Maxwell sat next to her. “For surviving a three-year-old force of nature and still having a few hours before we call it a night.”
Annie gave Maxwell a faint smile and then took a small sip of the wine before setting the glass on the coffee table.
Maxwell settled back into the couch and reached out to rub Annie’s shoulders. “What are you reading?”
“A serial killer novel.”
“Really? You don’t usually read that kind of stuff.”
She flicked a page and spoke without looking up. “I’m broadening my horizons.”
Maxwell wondered if reading excessively violent fiction qualified as “broadening.” “Is it any good?”

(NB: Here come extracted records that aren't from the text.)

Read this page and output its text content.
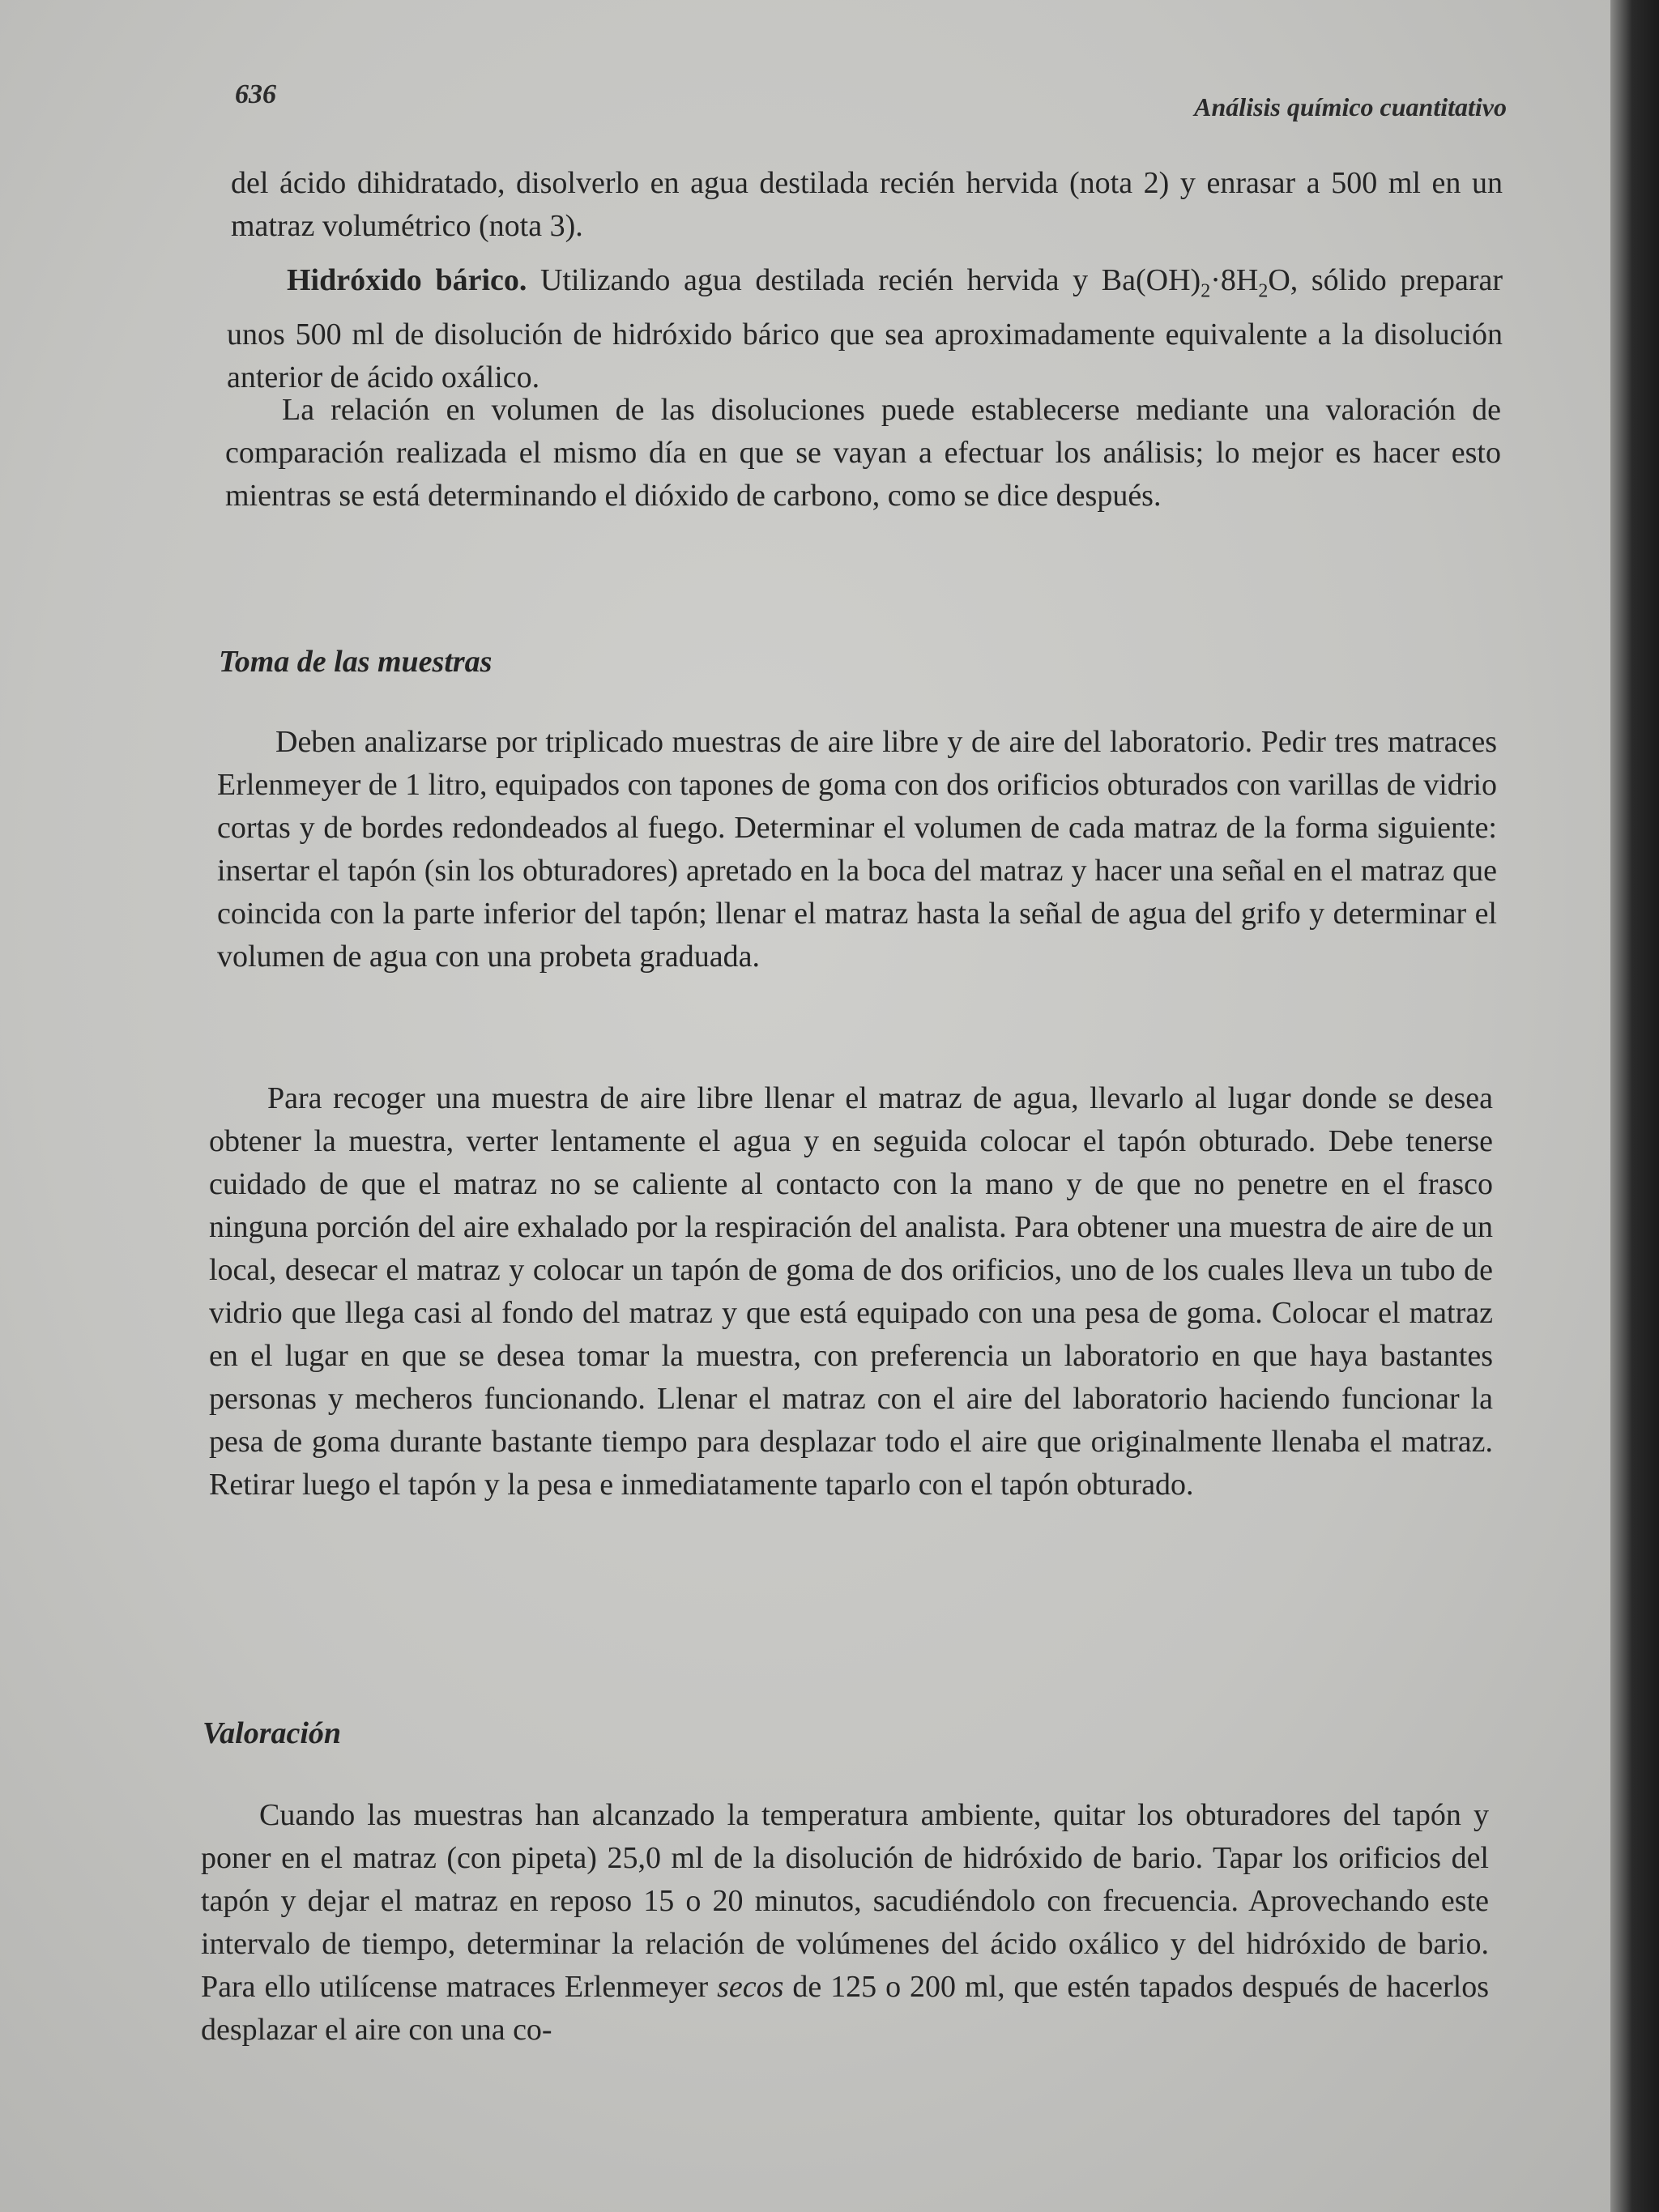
636	Análisis químico cuantitativo

del ácido dihidratado, disolverlo en agua destilada recién hervida (nota 2) y enrasar a 500 ml en un matraz volumétrico (nota 3).

Hidróxido bárico. Utilizando agua destilada recién hervida y $Ba(OH)_2\cdot 8H_2O$, sólido preparar unos 500 ml de disolución de hidróxido bárico que sea aproximadamente equivalente a la disolución anterior de ácido oxálico.

La relación en volumen de las disoluciones puede establecerse mediante una valoración de comparación realizada el mismo día en que se vayan a efectuar los análisis; lo mejor es hacer esto mientras se está determinando el dióxido de carbono, como se dice después.

Toma de las muestras

Deben analizarse por triplicado muestras de aire libre y de aire del laboratorio. Pedir tres matraces Erlenmeyer de 1 litro, equipados con tapones de goma con dos orificios obturados con varillas de vidrio cortas y de bordes redondeados al fuego. Determinar el volumen de cada matraz de la forma siguiente: insertar el tapón (sin los obturadores) apretado en la boca del matraz y hacer una señal en el matraz que coincida con la parte inferior del tapón; llenar el matraz hasta la señal de agua del grifo y determinar el volumen de agua con una probeta graduada.

Para recoger una muestra de aire libre llenar el matraz de agua, llevarlo al lugar donde se desea obtener la muestra, verter lentamente el agua y en seguida colocar el tapón obturado. Debe tenerse cuidado de que el matraz no se caliente al contacto con la mano y de que no penetre en el frasco ninguna porción del aire exhalado por la respiración del analista. Para obtener una muestra de aire de un local, desecar el matraz y colocar un tapón de goma de dos orificios, uno de los cuales lleva un tubo de vidrio que llega casi al fondo del matraz y que está equipado con una pesa de goma. Colocar el matraz en el lugar en que se desea tomar la muestra, con preferencia un laboratorio en que haya bastantes personas y mecheros funcionando. Llenar el matraz con el aire del laboratorio haciendo funcionar la pesa de goma durante bastante tiempo para desplazar todo el aire que originalmente llenaba el matraz. Retirar luego el tapón y la pesa e inmediatamente taparlo con el tapón obturado.

Valoración

Cuando las muestras han alcanzado la temperatura ambiente, quitar los obturadores del tapón y poner en el matraz (con pipeta) 25,0 ml de la disolución de hidróxido de bario. Tapar los orificios del tapón y dejar el matraz en reposo 15 o 20 minutos, sacudiéndolo con frecuencia. Aprovechando este intervalo de tiempo, determinar la relación de volúmenes del ácido oxálico y del hidróxido de bario. Para ello utilícense matraces Erlenmeyer secos de 125 o 200 ml, que estén tapados después de hacerlos desplazar el aire con una co-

“Fantastic, actually. I’ve already downloaded the author’s next three books.”
Maxwell wasn’t sure what to think of this. He continued to rub her shoulders with his right hand while he sipped the wine with his left. “What a crazy day. And then Joey had something going on in his head. Even more of a challenge than on most Mondays.” He took a deep breath and exhaled slowly. “Equilibrium is restored, though.”
If Annie absorbed any of this, she didn’t let Maxwell know. Earlier in their marriage, Maxwell marveled at Annie’s ability to read and maintain a conversation at the same time. That was when she was reading a different kind of fiction, though. Maybe serial killers required all of her attention. He’d just sit here with her until she came up for air.
A few minutes later, Annie sighed, turned off the tablet, and put the device on the coffee table. She reached for her wineglass, took another sip, and turned toward him.
“I’m gonna call it a night,” she said.
Maxwell glanced at the clock on the cable box. It was 9:37. He started to get up from the couch.
Annie put out a palm. “You don’t need to get up. It’s early. Relax for a while. I’m just beat.”
Maxwell leaned forward. “Are you sure? Maybe an early night would be good for the two of us.”
Annie shrugged. “Your call, but I’m wasted. I’ll probably be out cold before my head hits the pillow.”
The message was abundantly clear. Maxwell sat back. “Okay. Well, have a good sleep.”
Annie started walking toward the bedroom. “Thanks. See you when you come to bed. Well, probably not, actually.”
No, probably not, Maxwell thought. He watched his wife head down the hall and then found the television remote and his wineglass. Very little about this evening – or this day, for that matter – had gone according to plan.
Maxwell sat back on his living room couch, feeling decidedly out of his comfort zone.